Dark-eyed Junco – Junco hyemalis

Dark-eyed Junco

Dark-eyed Junco, commonly known as the “snowbird,” is a small songbird that can be found in New York during the winter months. These birds have a distinct gray head, white belly, and dark hooded back. Their diet consists mainly of seeds and insects.

Juncos typically measure around 6 inches in length and can be found in wooded areas, brushy thickets, and even backyard bird feeders. They are known for their quick movements and short flights while foraging on the ground.

During mating season, male juncos can often be seen performing displays such as wing flicking and tail spreading to attract a mate. They also construct cup-shaped nests made of grass and leaves, and the female will typically lay 4-5 eggs. Both parents work together to care for the young until they are ready to leave the nest.

What kind of birds are in upstate NY?

Some common birds found in upstate New York include American robins, cardinals, blue jays, sparrows, finches, and chickadees. More unique birds such as bald eagles, pileated woodpeckers, and purple finches can also be spotted in the area.

During migration season, a variety of waterfowl and songbirds can also be seen. To spot these birds, one can visit a local park or nature preserve, or even just observe from their own backyard bird feeder.

How many species of birds are in New York State?

According to the Cornell Lab of Ornithology, there are over 450 species of birds that have been recorded in New York State. This number includes both year-round residents and migratory species. Some notable bird species found in the state include the American robin, Canada goose, red-tailed hawk, and ruby-throated hummingbird.

It is important to note that this number is constantly changing as new species are occasionally spotted and added to the list. Birdwatchers and researchers in New York state work diligently to track and document these sightings to better understand bird populations and movements.

How do I identify a bird in my backyard?

First, observe the bird’s physical characteristics such as size, color, shape of beak and feathers. Next, consider its behavior – is it perching on a branch or flying? Is it alone or in a group? Finally, use field guides or online resources to compare your observations with common bird species in your area.

Don’t forget to also listen for the bird’s unique call or song, as this can be a helpful identifier. With a little patience and some research, you’ll be able to confidently identify the birds in your backyard.

What are the little brown birds in NYC?

They are most likely house sparrows or American tree sparrows. These birds can often be found in urban environments, scavenging for food and nesting on buildings. Both species were introduced to the United States from Europe in the 19th century and have since become common city dwellers.
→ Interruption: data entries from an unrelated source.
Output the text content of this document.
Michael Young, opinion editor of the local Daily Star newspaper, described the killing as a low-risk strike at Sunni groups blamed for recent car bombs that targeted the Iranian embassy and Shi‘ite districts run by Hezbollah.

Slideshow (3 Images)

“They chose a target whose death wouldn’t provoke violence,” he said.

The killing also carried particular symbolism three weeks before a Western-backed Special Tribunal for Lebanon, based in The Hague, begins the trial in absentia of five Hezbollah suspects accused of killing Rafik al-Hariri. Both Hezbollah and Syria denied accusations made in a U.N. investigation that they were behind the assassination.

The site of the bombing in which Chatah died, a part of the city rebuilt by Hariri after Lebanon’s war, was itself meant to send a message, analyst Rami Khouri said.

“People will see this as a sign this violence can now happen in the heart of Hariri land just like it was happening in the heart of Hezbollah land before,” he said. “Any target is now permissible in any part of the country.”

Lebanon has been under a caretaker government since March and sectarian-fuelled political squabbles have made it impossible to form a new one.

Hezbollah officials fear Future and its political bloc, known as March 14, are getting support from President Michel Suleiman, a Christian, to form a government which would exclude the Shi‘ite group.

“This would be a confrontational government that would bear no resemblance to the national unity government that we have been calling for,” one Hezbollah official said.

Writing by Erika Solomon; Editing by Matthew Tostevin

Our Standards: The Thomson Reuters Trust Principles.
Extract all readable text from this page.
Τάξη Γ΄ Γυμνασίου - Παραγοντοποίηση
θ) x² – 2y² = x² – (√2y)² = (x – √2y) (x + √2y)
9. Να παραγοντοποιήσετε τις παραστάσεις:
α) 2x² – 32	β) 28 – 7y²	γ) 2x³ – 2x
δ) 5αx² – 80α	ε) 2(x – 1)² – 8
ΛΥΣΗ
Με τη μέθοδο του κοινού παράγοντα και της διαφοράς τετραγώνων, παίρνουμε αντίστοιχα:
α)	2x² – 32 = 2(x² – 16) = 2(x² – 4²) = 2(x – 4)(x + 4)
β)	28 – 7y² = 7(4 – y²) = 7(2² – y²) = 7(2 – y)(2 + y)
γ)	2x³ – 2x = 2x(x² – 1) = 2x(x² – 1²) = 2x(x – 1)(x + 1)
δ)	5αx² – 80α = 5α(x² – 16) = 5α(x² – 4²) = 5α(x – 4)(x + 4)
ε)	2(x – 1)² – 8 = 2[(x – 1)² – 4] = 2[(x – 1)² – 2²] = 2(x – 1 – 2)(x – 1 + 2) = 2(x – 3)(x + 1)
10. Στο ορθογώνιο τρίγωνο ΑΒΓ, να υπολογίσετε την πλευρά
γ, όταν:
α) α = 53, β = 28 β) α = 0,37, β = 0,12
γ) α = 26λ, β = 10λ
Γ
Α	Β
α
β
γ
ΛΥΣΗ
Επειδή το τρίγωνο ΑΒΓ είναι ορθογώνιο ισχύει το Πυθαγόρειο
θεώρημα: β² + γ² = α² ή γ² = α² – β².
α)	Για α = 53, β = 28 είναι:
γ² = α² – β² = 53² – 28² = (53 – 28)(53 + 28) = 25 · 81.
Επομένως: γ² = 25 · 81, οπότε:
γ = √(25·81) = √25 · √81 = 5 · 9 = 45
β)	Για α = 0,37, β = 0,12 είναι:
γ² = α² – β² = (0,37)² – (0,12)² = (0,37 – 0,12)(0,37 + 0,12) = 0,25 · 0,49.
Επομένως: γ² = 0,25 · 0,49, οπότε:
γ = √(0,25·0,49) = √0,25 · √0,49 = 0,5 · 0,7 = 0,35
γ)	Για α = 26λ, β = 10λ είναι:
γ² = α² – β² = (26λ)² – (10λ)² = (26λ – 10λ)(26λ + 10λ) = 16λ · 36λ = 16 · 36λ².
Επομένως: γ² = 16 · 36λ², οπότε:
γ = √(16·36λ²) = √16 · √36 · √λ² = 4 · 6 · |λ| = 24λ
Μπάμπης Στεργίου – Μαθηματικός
Another possibility is a female house finch, which can also appear brown in color. These birds are native to the western United States but have expanded their range and can now be found throughout the country, including in cities.

Winter birds in New York

New York City may also include juncos, chickadees, and occasionally snow buntings. It is important to note that the specific species of small brown birds in a certain area can vary and it is best to observe their physical characteristics and behavior in order to make an accurate identification.